Let us thank Kevin Rudd for reminding voters that “great big new tax” scare campaigns are a bipartisan affair.
The sole hook for Labor’s claim that the Coalition will increase the GST is Joe Hockey’s promise to conduct a review of Australia’s taxation system that would include the GST within its terms of reference. (Kevin Rudd’s Henry Tax Review specifically excluded the GST.)
From that, Rudd has concluded that the price of Vegemite will rise 50 cents under the Coalition.
Pretty deceitful, but such is politics. And let’s not be precious. Recall the often farcical tabling of electricity bills by the Coalition in the last parliament. When a politician wants to make an argument – right or wrong – they’ll stretch the truth to breaking point. Whatever works.
But the carbon tax has nothing on the GST. The GST is the great bogey-tax of our generation.
Thirty-eight years after it was first formally proposed in Australia, the GST still retains its power to spook the political class.
In 1972 William McMahon’s government commissioned the first full-scale review of the Australian taxation system since the Great Depression. The review, chaired by NSW Judge Kenneth Asprey, concluded that the key to a simple and efficient tax system was a broad-based tax applied uniformly to all goods and services.
By the time Asprey’s report was released, it was 1975 and the prime minister’s name was Gough Whitlam. The only tax reform Labor was interested in was that which might suppress Australia’s skyrocketing inflation.
Malcolm Fraser’s cabinet toyed occasionally with a goods and services tax, but ultimately left it alone. Paul Keating proposed a GST which was then scuttled by Bob Hawke. John Hewson put it officially back on the political agenda, but an opportunistic Keating tore it down again when he tore Hewson down. And John Howard had to denounce the GST before he could introduce it. By comparison, introducing the carbon tax was a cakewalk.
No surprise our politicians don’t want to revisit all that pain.
But any self-respecting tax review has to include the GST. And any review would conclude that broadening the GST’s base – that is, applying the GST to food – is a no-brainer. Excluding food increases the GST’s complexity and reduces its efficiency.
The argument that a GST on food would disproportionately hurt the poor is misconstrued. Yes, the smaller your income, the more you’re likely to spend on food as a proportion of your income. But the food exemption doesn’t just make food cheaper for the poor. It makes food cheaper for everyone. There are much more targeted better ways to help people on lower incomes – direct welfare payments, for instance, or varying the income tax schedule.
If you were a benevolent dictator designing a tax system from scratch, the GST would apply to all consumption goods and services. The ideal system might even set the GST higher than 10 per cent. There are a lot of inefficient, complex taxes that target production which could be replaced by a simple GST that targets consumption.

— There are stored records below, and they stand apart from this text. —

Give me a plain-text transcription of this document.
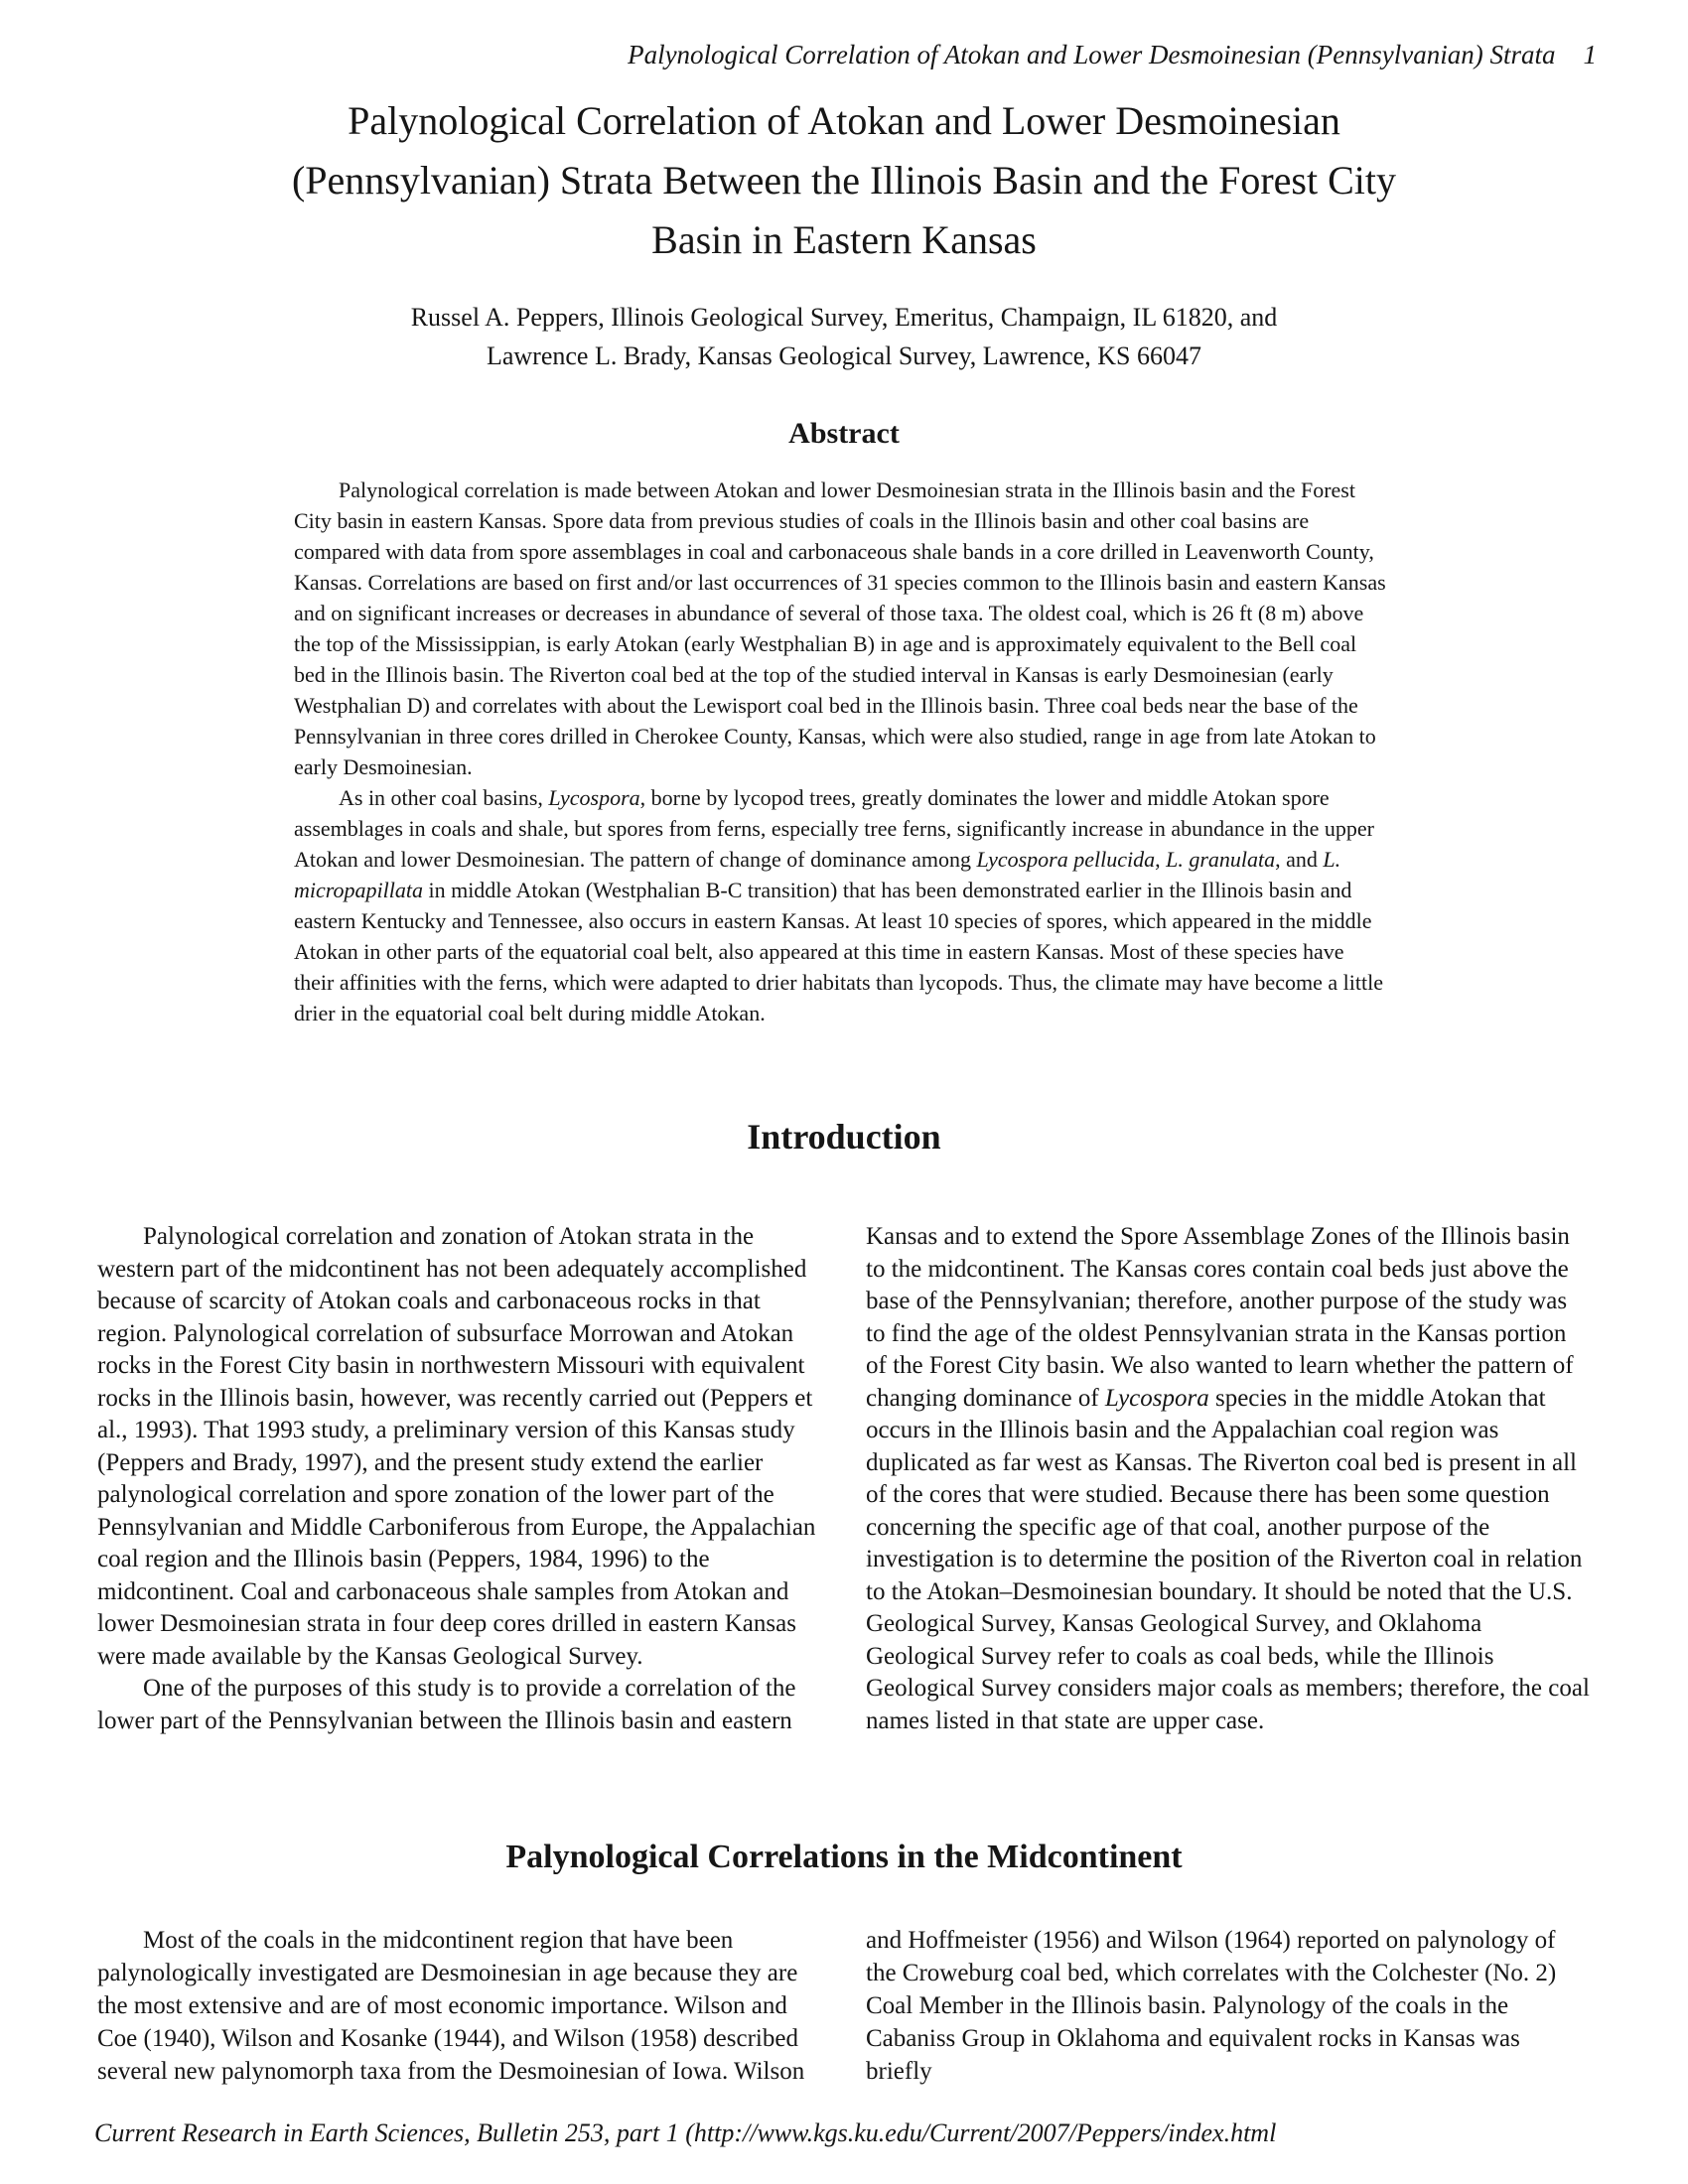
Palynological Correlation of Atokan and Lower Desmoinesian (Pennsylvanian) Strata 1
Palynological Correlation of Atokan and Lower Desmoinesian
(Pennsylvanian) Strata Between the Illinois Basin and the Forest City
Basin in Eastern Kansas
Russel A. Peppers, Illinois Geological Survey, Emeritus, Champaign, IL 61820, and
Lawrence L. Brady, Kansas Geological Survey, Lawrence, KS 66047
Abstract

Palynological correlation is made between Atokan and lower Desmoinesian strata in the Illinois basin and the Forest City basin in eastern Kansas. Spore data from previous studies of coals in the Illinois basin and other coal basins are compared with data from spore assemblages in coal and carbonaceous shale bands in a core drilled in Leavenworth County, Kansas. Correlations are based on first and/or last occurrences of 31 species common to the Illinois basin and eastern Kansas and on significant increases or decreases in abundance of several of those taxa. The oldest coal, which is 26 ft (8 m) above the top of the Mississippian, is early Atokan (early Westphalian B) in age and is approximately equivalent to the Bell coal bed in the Illinois basin. The Riverton coal bed at the top of the studied interval in Kansas is early Desmoinesian (early Westphalian D) and correlates with about the Lewisport coal bed in the Illinois basin. Three coal beds near the base of the Pennsylvanian in three cores drilled in Cherokee County, Kansas, which were also studied, range in age from late Atokan to early Desmoinesian.

As in other coal basins, Lycospora, borne by lycopod trees, greatly dominates the lower and middle Atokan spore assemblages in coals and shale, but spores from ferns, especially tree ferns, significantly increase in abundance in the upper Atokan and lower Desmoinesian. The pattern of change of dominance among Lycospora pellucida, L. granulata, and L. micropapillata in middle Atokan (Westphalian B-C transition) that has been demonstrated earlier in the Illinois basin and eastern Kentucky and Tennessee, also occurs in eastern Kansas. At least 10 species of spores, which appeared in the middle Atokan in other parts of the equatorial coal belt, also appeared at this time in eastern Kansas. Most of these species have their affinities with the ferns, which were adapted to drier habitats than lycopods. Thus, the climate may have become a little drier in the equatorial coal belt during middle Atokan.

Introduction

Palynological correlation and zonation of Atokan strata in the western part of the midcontinent has not been adequately accomplished because of scarcity of Atokan coals and carbonaceous rocks in that region. Palynological correlation of subsurface Morrowan and Atokan rocks in the Forest City basin in northwestern Missouri with equivalent rocks in the Illinois basin, however, was recently carried out (Peppers et al., 1993). That 1993 study, a preliminary version of this Kansas study (Peppers and Brady, 1997), and the present study extend the earlier palynological correlation and spore zonation of the lower part of the Pennsylvanian and Middle Carboniferous from Europe, the Appalachian coal region and the Illinois basin (Peppers, 1984, 1996) to the midcontinent. Coal and carbonaceous shale samples from Atokan and lower Desmoinesian strata in four deep cores drilled in eastern Kansas were made available by the Kansas Geological Survey.

One of the purposes of this study is to provide a correlation of the lower part of the Pennsylvanian between the Illinois basin and eastern Kansas and to extend the Spore Assemblage Zones of the Illinois basin to the midcontinent. The Kansas cores contain coal beds just above the base of the Pennsylvanian; therefore, another purpose of the study was to find the age of the oldest Pennsylvanian strata in the Kansas portion of the Forest City basin. We also wanted to learn whether the pattern of changing dominance of Lycospora species in the middle Atokan that occurs in the Illinois basin and the Appalachian coal region was duplicated as far west as Kansas. The Riverton coal bed is present in all of the cores that were studied. Because there has been some question concerning the specific age of that coal, another purpose of the investigation is to determine the position of the Riverton coal in relation to the Atokan–Desmoinesian boundary. It should be noted that the U.S. Geological Survey, Kansas Geological Survey, and Oklahoma Geological Survey refer to coals as coal beds, while the Illinois Geological Survey considers major coals as members; therefore, the coal names listed in that state are upper case.

Palynological Correlations in the Midcontinent

Most of the coals in the midcontinent region that have been palynologically investigated are Desmoinesian in age because they are the most extensive and are of most economic importance. Wilson and Coe (1940), Wilson and Kosanke (1944), and Wilson (1958) described several new palynomorph taxa from the Desmoinesian of Iowa. Wilson and Hoffmeister (1956) and Wilson (1964) reported on palynology of the Croweburg coal bed, which correlates with the Colchester (No. 2) Coal Member in the Illinois basin. Palynology of the coals in the Cabaniss Group in Oklahoma and equivalent rocks in Kansas was briefly

Current Research in Earth Sciences, Bulletin 253, part 1 (http://www.kgs.ku.edu/Current/2007/Peppers/index.html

(This is important. Free marketeers tend to favour GST reform not because they love taxes but because the GST should replace more distortionary ways of raising government revenue. Any GST tax change ought to be revenue neutral. Hopefully the Coalition remembers this in government.)
Of course there is no benevolent dictator, and we wouldn’t want one.
Policy thought experiments like this are an economists’ fallacy. They assume the best policy can be modelled on a computer or detailed in a white paper and then imported holus-bolus into a nation’s legislative framework. The world doesn’t work like that. The elegant, uniform, and broad-based consumption tax envisaged by the Asprey review was shredded when it came into contact with the Australian Democrats.
One of the current furphies is the idea that Tony Abbott couldn’t change the GST even if he wanted to – it would need to be renegotiated with the states. This is wrong, at least on the face of it. The GST is a Commonwealth law, and a Commonwealth law can be changed by the Commonwealth parliament whenever it likes.
But there appears to be an evolving political norm that would compel the Commonwealth to negotiate to change the GST, even though it technically does not have to do so.
Such a constraint is a good thing. The GST is, after all, supposed to be the states’ tax.
And we know from experience that a tax unconstrained by norms or rules can become a monster.
One of the major taxes that the GST replaced – the wholesale sales tax – was introduced by James Scullin’s Labor government in 1930.
The wholesale sales tax was originally levied on a selected range of goods at a uniform rate of 2.5 per cent. But by 1940 the government had hiked the tax to more than 8 per cent, varied the selection of goods, and introduced multiple rates. The rate and the schedule changed repeatedly over subsequent decades. Scullin’s simple wholesale sales tax became a complex behemoth that the federal government couldn’t stop tinkering with.
The GST has so far avoided this fate in large part due to the trauma involved in implementing it.
Maybe we should also thank Kevin Rudd for ensuring the GST remains a toxic tax.